Natural language instruction, which is a sequence of words

,

② 상태(State):

② State:

시각-언어 이동 문제를 구성하는 각 상태(state) s_t는 에이전트의 실시간 위치 정보로 표현한다. 즉,

, 이때

는 에이전트가 놓여있는 지점의 3차원 위치(position)를,

는 에이전트가 향하고 있는 수평 방향(heading)을,

는 수직 방향인 고도(elevation)를 각각 나타낸다. 초기 상태는

과 같이 에이전트의 시작 위치로 주어진다. _{Each state s t} constituting the visual-language movement problem is expressed as real-time location information of the agent. in other words,

, At this time

is the three-dimensional position of the point where the agent is placed,

is the horizontal heading the agent is facing,

represents the vertical elevation, respectively. the initial state

It is given as the starting position of the agent as

③ 관찰(Observation):

③ Observation:

매 순간 에이전트에게 주어지는 입력은 그 상태 s_t의 현재 위치에서 취득한 360°파노라마 영상

이다. 파노라마 영상

는 360°를 수평으로 30°씩 나눈 12개의 수평 방향 영역들과 이들 각각을 다시 3개의 상하 고도로 나눈 수직 방향 영역들을 종합하여 총 36개의 부분 영상들로 구성된다.

The input given to the agent at every moment is a 360° panoramic image obtained from the current position _{of that state s t .}

am. panoramic video

is composed of a total of 36 partial images by combining 12 horizontal regions divided by 360° horizontally by 30° and vertical regions divided by 3 vertical heights.

④ 행동(Action):

④ Action:

매 순간 에이전트는 입력 파노라마 영상을 구성하는 총 36개의 부분 영상들 중 하나를 선택하여 그에 해당하는 방향 영역으로 이동한다. 따라서

, 이때 각

는 부분 영상

에 해당하는 방향 영역으로 향하는 이동 행동을 나타낸다.At every moment, the agent selects one of 36 partial images constituting the input panoramic image and moves to the corresponding direction area. thus

, at this time each

is a partial video

It represents the movement action toward the direction area corresponding to .

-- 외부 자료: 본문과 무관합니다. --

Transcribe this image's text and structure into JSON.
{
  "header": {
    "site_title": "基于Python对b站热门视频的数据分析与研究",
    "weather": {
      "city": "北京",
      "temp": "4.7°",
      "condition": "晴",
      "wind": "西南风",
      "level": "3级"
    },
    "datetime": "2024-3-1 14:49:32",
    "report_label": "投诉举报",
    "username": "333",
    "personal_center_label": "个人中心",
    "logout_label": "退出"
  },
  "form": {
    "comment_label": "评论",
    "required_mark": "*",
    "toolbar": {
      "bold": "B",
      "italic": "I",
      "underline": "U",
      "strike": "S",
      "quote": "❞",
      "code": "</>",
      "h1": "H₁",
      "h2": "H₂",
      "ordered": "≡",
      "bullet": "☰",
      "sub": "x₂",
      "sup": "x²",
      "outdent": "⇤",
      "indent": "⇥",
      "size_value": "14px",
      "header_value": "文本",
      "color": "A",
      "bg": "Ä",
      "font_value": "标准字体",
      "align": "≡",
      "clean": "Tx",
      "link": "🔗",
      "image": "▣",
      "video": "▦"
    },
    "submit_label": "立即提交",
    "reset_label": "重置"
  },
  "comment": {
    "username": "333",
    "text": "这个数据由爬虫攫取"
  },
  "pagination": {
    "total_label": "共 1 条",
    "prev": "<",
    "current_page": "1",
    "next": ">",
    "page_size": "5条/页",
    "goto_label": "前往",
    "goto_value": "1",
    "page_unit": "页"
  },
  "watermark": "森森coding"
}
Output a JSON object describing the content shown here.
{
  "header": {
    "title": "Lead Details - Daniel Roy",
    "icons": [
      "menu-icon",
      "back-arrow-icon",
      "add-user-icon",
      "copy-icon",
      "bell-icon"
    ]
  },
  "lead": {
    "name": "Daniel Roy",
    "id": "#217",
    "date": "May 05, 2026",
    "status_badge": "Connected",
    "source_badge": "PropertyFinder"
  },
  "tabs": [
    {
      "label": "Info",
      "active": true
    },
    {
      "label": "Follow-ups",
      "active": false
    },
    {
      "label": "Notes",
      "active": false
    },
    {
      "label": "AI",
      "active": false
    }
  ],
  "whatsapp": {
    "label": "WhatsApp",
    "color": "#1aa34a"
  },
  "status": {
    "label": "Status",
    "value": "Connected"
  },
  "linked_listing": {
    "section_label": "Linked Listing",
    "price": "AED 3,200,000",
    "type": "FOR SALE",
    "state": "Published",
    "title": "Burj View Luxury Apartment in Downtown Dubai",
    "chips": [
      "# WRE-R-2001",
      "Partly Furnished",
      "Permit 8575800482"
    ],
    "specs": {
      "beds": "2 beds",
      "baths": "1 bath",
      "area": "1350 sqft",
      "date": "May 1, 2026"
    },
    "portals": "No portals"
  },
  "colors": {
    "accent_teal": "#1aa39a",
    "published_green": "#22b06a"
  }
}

⑤ 상태 전이(State Transition):

⑤ State Transition:

상태

에서 에이전트가 실행한 행동

는 새로운 상태

로 상태 전이를 유발한다. 즉

state

action taken by the agent in

is the new state

causes a state transition. In other words

⑥ 에피소드(Episode):

⑥ Episode:

하나의 에피소드

는 초기 상태에서 시작하여 에이전트가 수행하는 일련의 행동 시퀀스

를 나타낸다. 에피소드

를 구성하는 각 행동

의 실행은 다음 상태

로의 변경과 새로운 관찰

의 입력을 발생시킨다.one episode

is a sequence of actions that the agent performs, starting from an initial state

indicates episode

each action that constitutes

Execution of the following states

Changes to and new observations

generates an input of

⑦ 작업 평가(Evaluation)⑦ Evaluation of work

에피소드

가 완료된 상태에서 도달 지점과 목표 지점과의 거리를 계산한다. 두 지점 간의 차이가 소정 거리 이내(예를 들어, 3미터 이내)일 경우 작업 성공으로 판단한다.episode

Calculates the distance between the arrival point and the target point in the state where is completed. If the difference between the two points is within a predetermined distance (for example, within 3 meters), it is determined that the operation is successful.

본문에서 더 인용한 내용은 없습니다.